As the boss of the Company, Sam's day is taken up mostly with looking after the business side of things - marketing and PR, accountants, bank. The Investigators' routine is different “They might start around 6 or 7am if they're on surveillance, either following the person, or at the location that's being watched, and they'll finish about 3 or 4 in the afternoon depending on requirements.” Usually there are between 2 and 4 people on one surveillance. All the Company's vehicles have communications fitted and the investigators have all their equipment for the day with them - covert camera, body camera, Palm recorder, change of clothes, binoculars, and a kit to enable them to put video equipment in an empty car in locations where an occupied vehicle would stand out. They also have food and drink of course, and my delicate question about necessary bodily functions was met with an “I'll leave that to your imagination.”

Real life professional investigators like Sam have a good relationship with police on the whole. “Some policemen realise it's a good career to go into after leaving the police force. Some still perceive us as doing the job which the police should be doing. But this really isn't the case. The police don't have the time to investigate everything and we deal with the sort of cases they wouldn't really get involved in.” Would he ever be called upon to solve a murder? “Definitely not - that's a job for the police.”

I asked Sam what the best and worst aspects of the job were:

“Best - achieving something for the client that has been quite hard to achieve for them; maybe a difficult situation where we've really put ourselves out to get a result. Worst - a client who doesn't have an appreciation of all that we've done.”

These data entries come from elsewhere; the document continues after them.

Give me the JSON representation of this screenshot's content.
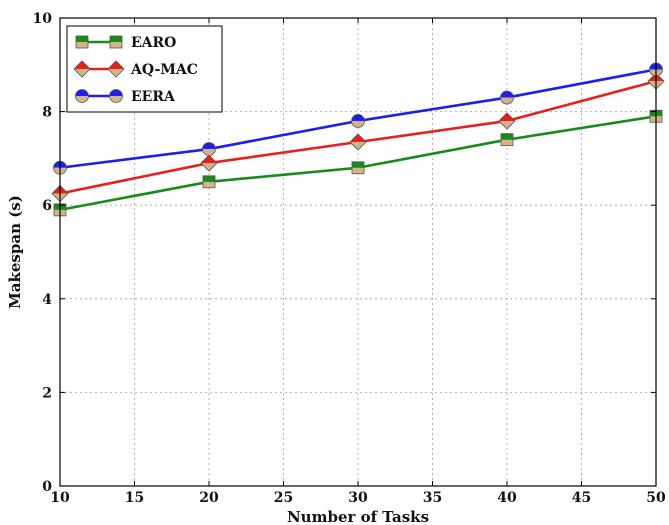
{
  "chart_data": {
    "type": "line",
    "xlabel": "Number of Tasks",
    "ylabel": "Makespan (s)",
    "xlim": [
      10,
      50
    ],
    "ylim": [
      0,
      10
    ],
    "x_ticks": [
      10,
      15,
      20,
      25,
      30,
      35,
      40,
      45,
      50
    ],
    "y_ticks": [
      0,
      2,
      4,
      6,
      8,
      10
    ],
    "grid": true,
    "legend_position": "top-left",
    "x": [
      10,
      20,
      30,
      40,
      50
    ],
    "series": [
      {
        "name": "EARO",
        "values": [
          5.9,
          6.5,
          6.8,
          7.4,
          7.9
        ],
        "color": "#1a8a1a",
        "marker": "square",
        "marker_fill": "#d2b48c"
      },
      {
        "name": "AQ-MAC",
        "values": [
          6.25,
          6.9,
          7.35,
          7.8,
          8.65
        ],
        "color": "#e8201c",
        "marker": "diamond",
        "marker_fill": "#d2b48c"
      },
      {
        "name": "EERA",
        "values": [
          6.8,
          7.2,
          7.8,
          8.3,
          8.9
        ],
        "color": "#1f1fe8",
        "marker": "circle",
        "marker_fill": "#d2b48c"
      }
    ]
  }
}
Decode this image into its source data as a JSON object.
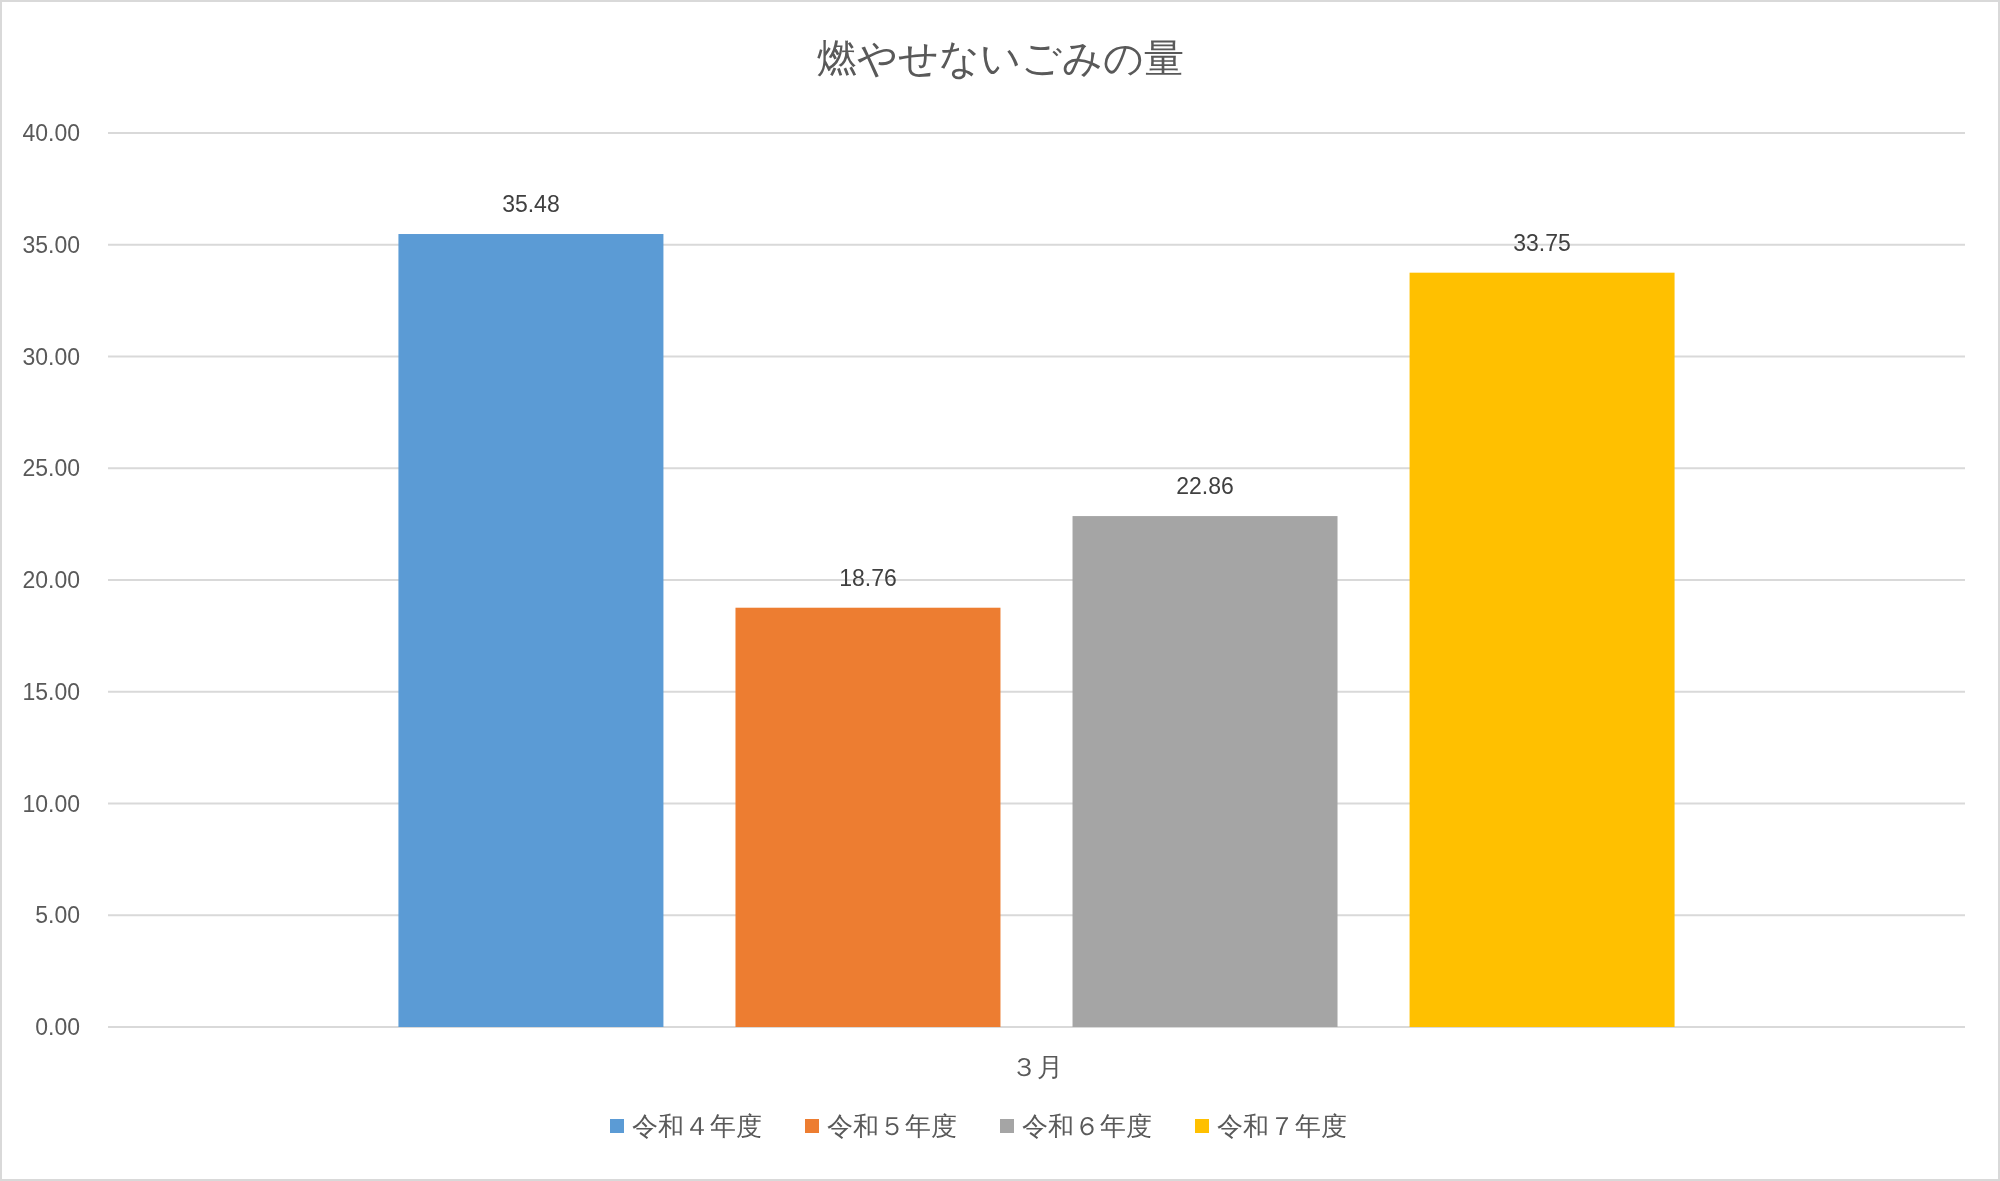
{
  "chart_data": {
    "type": "bar",
    "title": "燃やせないごみの量",
    "categories": [
      "３月"
    ],
    "series": [
      {
        "name": "令和４年度",
        "color": "#5b9bd5",
        "values": [
          35.48
        ]
      },
      {
        "name": "令和５年度",
        "color": "#ed7d31",
        "values": [
          18.76
        ]
      },
      {
        "name": "令和６年度",
        "color": "#a5a5a5",
        "values": [
          22.86
        ]
      },
      {
        "name": "令和７年度",
        "color": "#ffc000",
        "values": [
          33.75
        ]
      }
    ],
    "ylim": [
      0,
      40
    ],
    "yticks": [
      {
        "value": 0,
        "label": "0.00"
      },
      {
        "value": 5,
        "label": "5.00"
      },
      {
        "value": 10,
        "label": "10.00"
      },
      {
        "value": 15,
        "label": "15.00"
      },
      {
        "value": 20,
        "label": "20.00"
      },
      {
        "value": 25,
        "label": "25.00"
      },
      {
        "value": 30,
        "label": "30.00"
      },
      {
        "value": 35,
        "label": "35.00"
      },
      {
        "value": 40,
        "label": "40.00"
      }
    ],
    "grid": "y",
    "legend": "bottom",
    "data_labels": true
  }
}
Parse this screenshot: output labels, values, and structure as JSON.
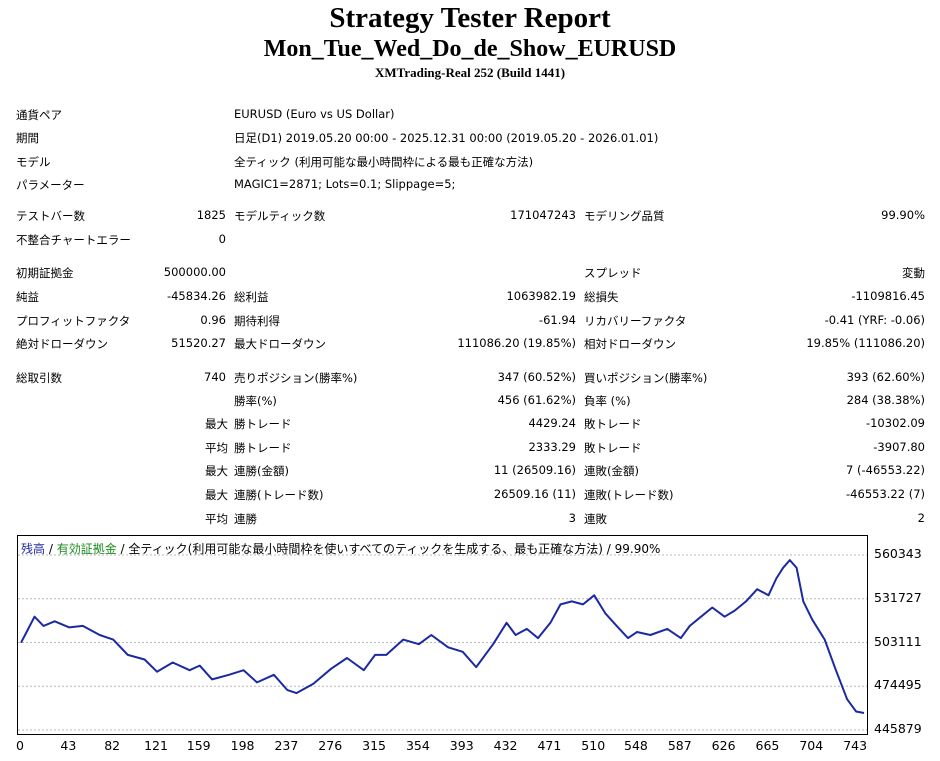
{
  "header": {
    "title": "Strategy Tester Report",
    "expert": "Mon_Tue_Wed_Do_de_Show_EURUSD",
    "server": "XMTrading-Real 252 (Build 1441)"
  },
  "info": [
    {
      "label": "通貨ペア",
      "value": "EURUSD (Euro vs US Dollar)"
    },
    {
      "label": "期間",
      "value": "日足(D1) 2019.05.20 00:00 - 2025.12.31 00:00 (2019.05.20 - 2026.01.01)"
    },
    {
      "label": "モデル",
      "value": "全ティック (利用可能な最小時間枠による最も正確な方法)"
    },
    {
      "label": "パラメーター",
      "value": "MAGIC1=2871; Lots=0.1; Slippage=5;"
    }
  ],
  "stats": {
    "bars_label": "テストバー数",
    "bars": "1825",
    "ticks_label": "モデルティック数",
    "ticks": "171047243",
    "quality_label": "モデリング品質",
    "quality": "99.90%",
    "mismatch_label": "不整合チャートエラー",
    "mismatch": "0",
    "deposit_label": "初期証拠金",
    "deposit": "500000.00",
    "spread_label": "スプレッド",
    "spread": "変動",
    "net_label": "純益",
    "net": "-45834.26",
    "gross_profit_label": "総利益",
    "gross_profit": "1063982.19",
    "gross_loss_label": "総損失",
    "gross_loss": "-1109816.45",
    "pf_label": "プロフィットファクタ",
    "pf": "0.96",
    "payoff_label": "期待利得",
    "payoff": "-61.94",
    "recovery_label": "リカバリーファクタ",
    "recovery": "-0.41 (YRF: -0.06)",
    "abs_dd_label": "絶対ドローダウン",
    "abs_dd": "51520.27",
    "max_dd_label": "最大ドローダウン",
    "max_dd": "111086.20 (19.85%)",
    "rel_dd_label": "相対ドローダウン",
    "rel_dd": "19.85% (111086.20)",
    "trades_label": "総取引数",
    "trades": "740",
    "short_label": "売りポジション(勝率%)",
    "short": "347 (60.52%)",
    "long_label": "買いポジション(勝率%)",
    "long": "393 (62.60%)",
    "win_label": "勝率(%)",
    "win": "456 (61.62%)",
    "loss_label": "負率 (%)",
    "loss": "284 (38.38%)",
    "max_pre": "最大",
    "avg_pre": "平均",
    "best_label": "勝トレード",
    "best": "4429.24",
    "worst_label": "敗トレード",
    "worst": "-10302.09",
    "avg_win_label": "勝トレード",
    "avg_win": "2333.29",
    "avg_loss_label": "敗トレード",
    "avg_loss": "-3907.80",
    "cons_win_amt_label": "連勝(金額)",
    "cons_win_amt": "11 (26509.16)",
    "cons_loss_amt_label": "連敗(金額)",
    "cons_loss_amt": "7 (-46553.22)",
    "cons_win_cnt_label": "連勝(トレード数)",
    "cons_win_cnt": "26509.16 (11)",
    "cons_loss_cnt_label": "連敗(トレード数)",
    "cons_loss_cnt": "-46553.22 (7)",
    "avg_cons_win_label": "連勝",
    "avg_cons_win": "3",
    "avg_cons_loss_label": "連敗",
    "avg_cons_loss": "2"
  },
  "legend": {
    "balance": "残高",
    "sep1": " / ",
    "equity": "有効証拠金",
    "rest": " / 全ティック(利用可能な最小時間枠を使いすべてのティックを生成する、最も正確な方法) / 99.90%"
  },
  "colors": {
    "balance": "#1b2aa0",
    "equity": "#1a8a1a",
    "grid": "#b8b8b8"
  },
  "chart_data": {
    "type": "line",
    "title": "",
    "xlabel": "",
    "ylabel": "",
    "xlim": [
      0,
      750
    ],
    "ylim": [
      445879,
      560343
    ],
    "y_ticks": [
      560343,
      531727,
      503111,
      474495,
      445879
    ],
    "x_ticks": [
      0,
      43,
      82,
      121,
      159,
      198,
      237,
      276,
      315,
      354,
      393,
      432,
      471,
      510,
      548,
      587,
      626,
      665,
      704,
      743
    ],
    "series": [
      {
        "name": "残高",
        "x": [
          0,
          5,
          12,
          20,
          30,
          43,
          55,
          70,
          82,
          95,
          110,
          121,
          135,
          150,
          159,
          170,
          185,
          198,
          210,
          225,
          237,
          245,
          260,
          276,
          290,
          305,
          315,
          325,
          340,
          354,
          365,
          380,
          393,
          405,
          420,
          432,
          440,
          450,
          460,
          471,
          480,
          490,
          500,
          510,
          520,
          530,
          540,
          548,
          560,
          575,
          587,
          595,
          605,
          615,
          626,
          635,
          645,
          655,
          665,
          672,
          678,
          684,
          690,
          696,
          704,
          715,
          725,
          735,
          743,
          750
        ],
        "y": [
          503000,
          510000,
          520000,
          514000,
          517000,
          513000,
          514000,
          508000,
          505000,
          495000,
          492000,
          484000,
          490000,
          485000,
          488000,
          479000,
          482000,
          485000,
          477000,
          482000,
          472000,
          470000,
          476000,
          486000,
          493000,
          485000,
          495000,
          495000,
          505000,
          502000,
          508000,
          500000,
          497000,
          487000,
          502000,
          516000,
          508000,
          512000,
          506000,
          516000,
          528000,
          530000,
          528000,
          534000,
          522000,
          514000,
          506000,
          510000,
          508000,
          512000,
          506000,
          514000,
          520000,
          526000,
          520000,
          524000,
          530000,
          538000,
          534000,
          545000,
          552000,
          557000,
          552000,
          530000,
          518000,
          505000,
          485000,
          466000,
          458000,
          457000
        ]
      }
    ]
  }
}
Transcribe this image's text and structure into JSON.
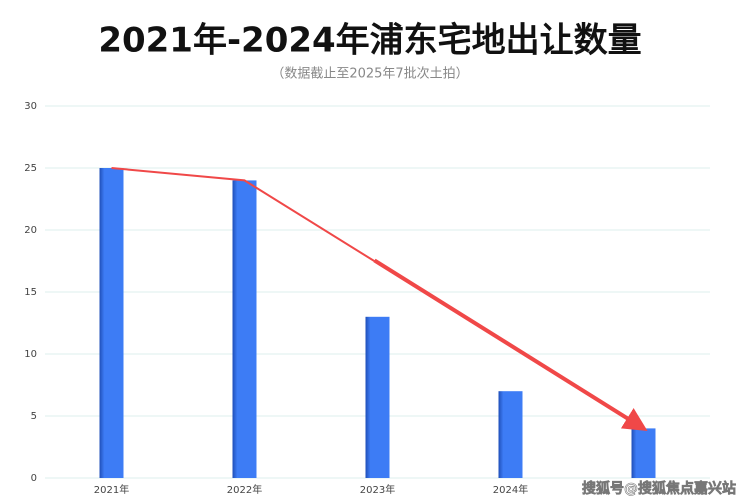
{
  "chart_data": {
    "type": "bar",
    "title": "2021年-2024年浦东宅地出让数量",
    "subtitle": "（数据截止至2025年7批次土拍）",
    "categories": [
      "2021年",
      "2022年",
      "2023年",
      "2024年",
      null
    ],
    "values": [
      25,
      24,
      13,
      7,
      4
    ],
    "color": "#3d7cf5",
    "ylim": [
      0,
      30
    ],
    "yticks": [
      0,
      5,
      10,
      15,
      20,
      25,
      30
    ],
    "grid": true,
    "watermark": "搜狐号@搜狐焦点嘉兴站"
  }
}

A lot of their work is potentially dangerous “ but we know how to turn and run. People don't know who we are so they don't know what they're dealing with. But if someone starts to guess we're onto them then we'll pull out.”

I asked Sam if he had one piece of advice for a budding PI looking to start out in the business:

“Do your homework about the market and don't assume that there's money to be made. If you're not a business minded person - don't do it.”

And what about the attributes of a good investigator:

“Bags of integrity, bags of commitment, a good sense of humour and staying power. We'd also look at previous training and experience.”

By this point in the interview, I was contemplating a career change and asked Sam if the firm had any female investigators. The answer was no, but not because they didn't want one:

“I've tried my damnedest to get one. I'd love to employ one - a female investigator would be a big benefit to the company provided she fulfilled the minimum requirements.”

I asked if he'd ever thought of employing a short, fat, unfit, middle aged woman with a good sense of humour. He was kind enough to say that none of that would matter but my biggest stumbling block would be that I don't drive. “You need to be strong on mobile surveillance. If you're chasing someone you need to have quick reactions on the roads.” I had a fleeting thought of getting on the Number 62 Bus and saying to the driver “Follow that car”, but it looks as though the life of a PI is, sadly, not for me.

Sam doesn't read detective fiction, and he doesn't have time to watch TV, too busy walking the walk, but I asked him about the traditional view of PIs:

“That preconceived idea of the 1970s - smoke filled offices and overcoats - isn't true; although there is still an element of that, where someone is maybe a one man organisation and his old pals from the police force will pop in for a cigarette and a chat. But we're so high tech and PR aware that it's really not like that at all. We're so far advanced and our equipment is more James Bond. For the public, the work of the Investigator often conjures up romantic images - a lot of which are a load of rubbish.”

So what about that beautiful and mysterious female client? Does she ever walk into the office?

“Sometimes,” said Sam, “but not very often.”

And on that note, I let him go back to walking those mean streets.